鈴木貫太郎って、終戦の時の総理大臣…という認識しかなかった。
以前読んだ「昭和天皇独白録」で、昭和天皇が信頼を寄せいていた人物だったと書いてあったっけ?というのは読んでいるうちに思い出した。

大変なご苦労をされ、日本の為に死力を尽くした方なのだと知った。
そして昭和天皇が本当に戦争を回避したく思っていたこと、孤独であった事、胸が痛くなる。

子供の頃は日本は原爆を落とされた可哀そうな国、悪いのは東條と昭和天皇、と刷り込まれてきた。

太平洋戦争について本当の事が知りたいと興味を持つようになって学ぶうちに、軍隊による暴走、世論、思い上がった一部の人物によって戦争を引き起こし悪化していったのだと理解した。もちろん、日本だけの事ではなく世界各国の問題もあったろうが。

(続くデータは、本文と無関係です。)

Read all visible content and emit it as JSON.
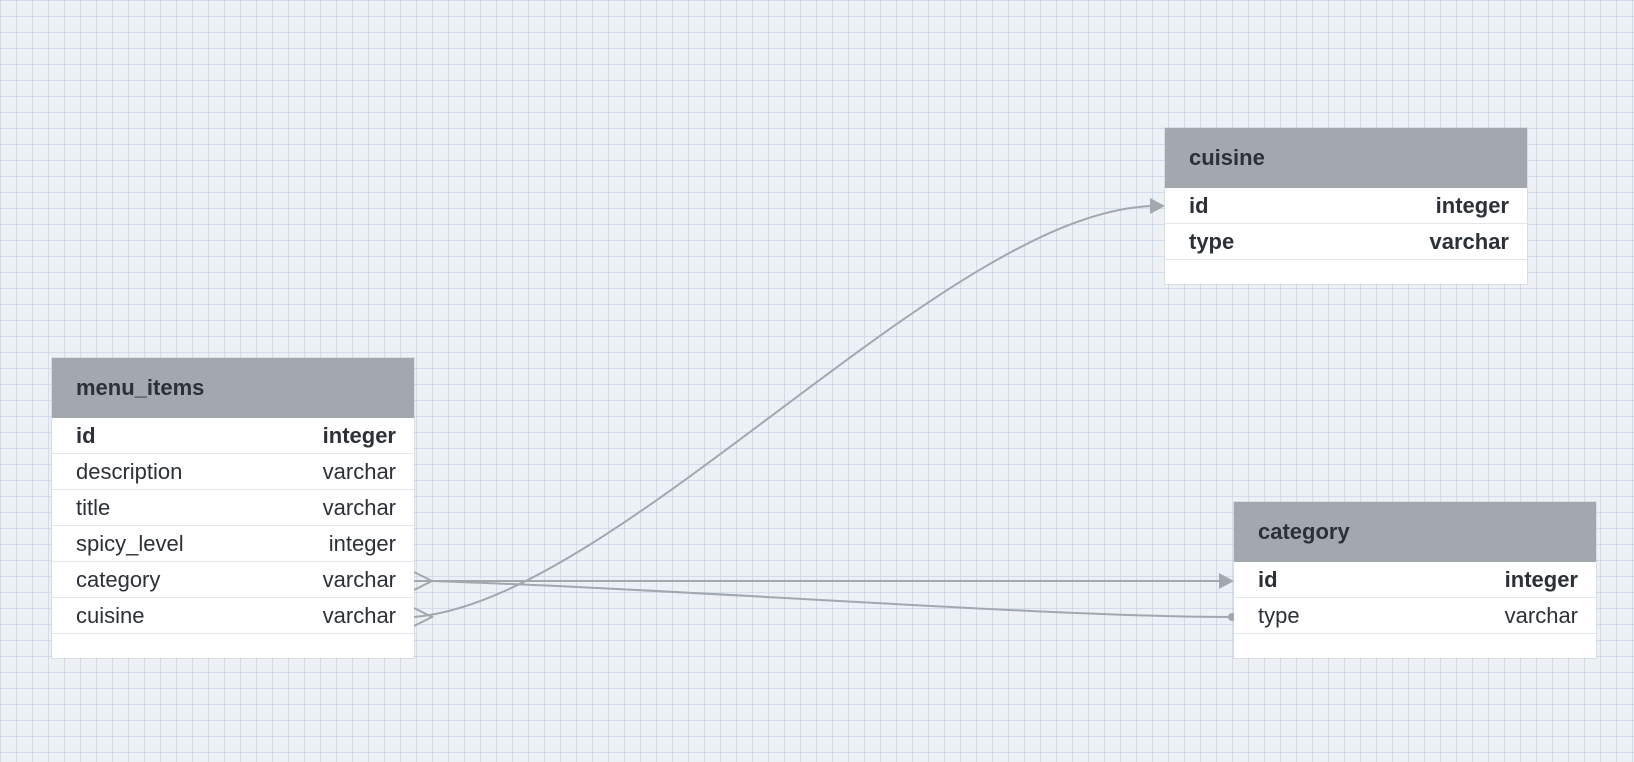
{
  "diagram": {
    "colors": {
      "background": "#edf0f4",
      "grid": "#becde6",
      "header": "#a3a8af",
      "connector": "#a3a8af",
      "text": "#2c3038"
    },
    "tables": {
      "cuisine": {
        "name": "cuisine",
        "columns": [
          {
            "name": "id",
            "type": "integer",
            "key": true
          },
          {
            "name": "type",
            "type": "varchar",
            "key": true
          }
        ]
      },
      "menu_items": {
        "name": "menu_items",
        "columns": [
          {
            "name": "id",
            "type": "integer",
            "key": true
          },
          {
            "name": "description",
            "type": "varchar",
            "key": false
          },
          {
            "name": "title",
            "type": "varchar",
            "key": false
          },
          {
            "name": "spicy_level",
            "type": "integer",
            "key": false
          },
          {
            "name": "category",
            "type": "varchar",
            "key": false
          },
          {
            "name": "cuisine",
            "type": "varchar",
            "key": false
          }
        ]
      },
      "category": {
        "name": "category",
        "columns": [
          {
            "name": "id",
            "type": "integer",
            "key": true
          },
          {
            "name": "type",
            "type": "varchar",
            "key": false
          }
        ]
      }
    },
    "relationships": [
      {
        "from_table": "menu_items",
        "from_column": "cuisine",
        "to_table": "cuisine",
        "to_column": "id",
        "from_end": "crow-foot",
        "to_end": "arrow"
      },
      {
        "from_table": "menu_items",
        "from_column": "category",
        "to_table": "category",
        "to_column": "id",
        "from_end": "crow-foot",
        "to_end": "arrow"
      },
      {
        "from_table": "menu_items",
        "from_column": "category",
        "to_table": "category",
        "to_column": "type",
        "from_end": "crow-foot",
        "to_end": "dot"
      }
    ]
  }
}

阿南さんについても、最初は軍隊の長で悪い人物という印象だった。色々な文献を読んで彼の人柄や本心などを知るにつれて何とも言えない気持ちになった。

国を思う気持ちは熱く、調整役として苦しい場面もあったのだろう。自決してしまったのも残念であるがケジメとして、この時代では仕方がなかった。阿南さんについて書かれたものを読みたいのだけれど、意外とないんだよね。

ボリュームはあったが読みやすく、非常に読み応えのある1冊だった。半藤さんの著書は何を読んでもいい。

人に勧めたくなるが、周りに理解してくれて共感してくれる人がいないのが残念だ。